Erdoğan, "G20 Sonuç Bildirgesinde Afrika Birliğinin G20'ye dahil edilmesi yer aldı. Türkiye'nin Mısır ile ilişkilerinin normalleşmesi konusunda mesafe alındı. Türkiye'nin Hindistan ve bölge ülkelerine yönelik bir açılımı söz konusu olabilir mi? Acaba dünyada bir yön değişikliği mi olacak? Türkiye nasıl davranacak?" sorusunu yanıtlarken, G20'nin içerisinde sadece Doğu ülkelerinin değil, Batılı pek çok ülkenin de bulunduğunu vurguladı.

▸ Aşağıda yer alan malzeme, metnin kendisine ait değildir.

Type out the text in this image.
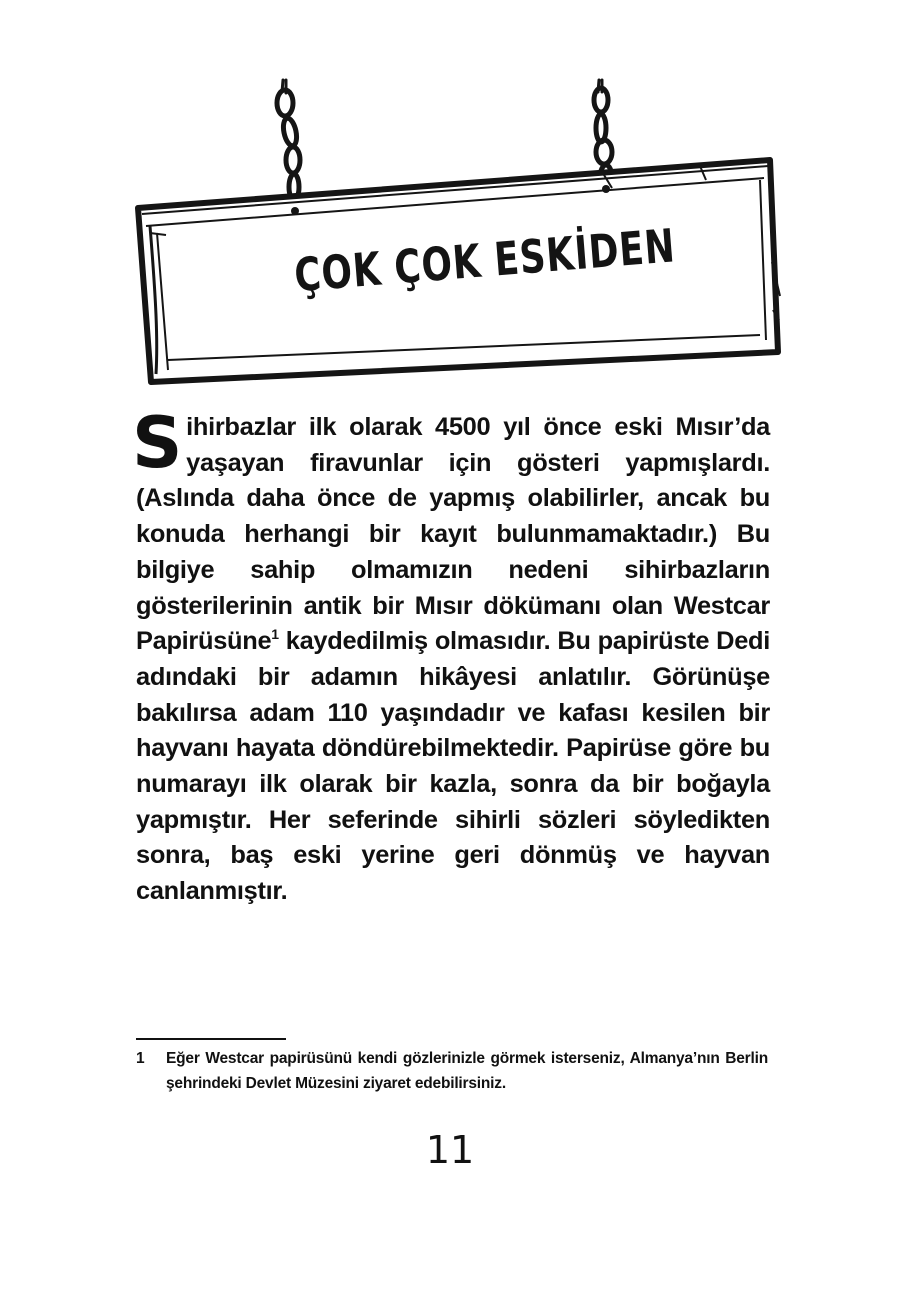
ÇOK ÇOK ESKİDEN

Sihirbazlar ilk olarak 4500 yıl önce eski Mısır’da yaşayan firavunlar için gösteri yapmışlardı. (Aslında daha önce de yapmış olabilirler, ancak bu konuda herhangi bir kayıt bulunmamaktadır.) Bu bilgiye sahip olmamızın nedeni sihirbazların gösterilerinin antik bir Mısır dökümanı olan Westcar Papirüsüne$^1$ kaydedilmiş olmasıdır. Bu papirüste Dedi adındaki bir adamın hikâyesi anlatılır. Görünüşe bakılırsa adam 110 yaşındadır ve kafası kesilen bir hayvanı hayata döndürebilmektedir. Papirüse göre bu numarayı ilk olarak bir kazla, sonra da bir boğayla yapmıştır. Her seferinde sihirli sözleri söyledikten sonra, baş eski yerine geri dönmüş ve hayvan canlanmıştır.

1 Eğer Westcar papirüsünü kendi gözlerinizle görmek isterseniz, Almanya’nın Berlin şehrindeki Devlet Müzesini ziyaret edebilirsiniz.
11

G20'nin, adeta Doğu'yla Batı'nın bir sentezi olduğuna işaret eden Erdoğan, "Ancak bu son gelişmelerde Batı ile maalesef Rusya-Ukrayna olayında bir çatışma var diyebilirim. Nedir bu çatışma? İşte Sayın Putin, 'Batı bana verdiği sözleri tutmadı, onun için tahıl koridorunu sekteye uğrattım' diyor. Nedir o? Elli yıl Batı bize verdiği sözü tuttu mu? Avrupa Birliği olayında elli yıldır bizi oyalıyor. Bugün yine Avrupa Birliği Konseyi Başkanı Charles Michel ile görüştük, söyledik. Bu terazi, bu kadar sıkleti çekmez." açıklamasında bulundu.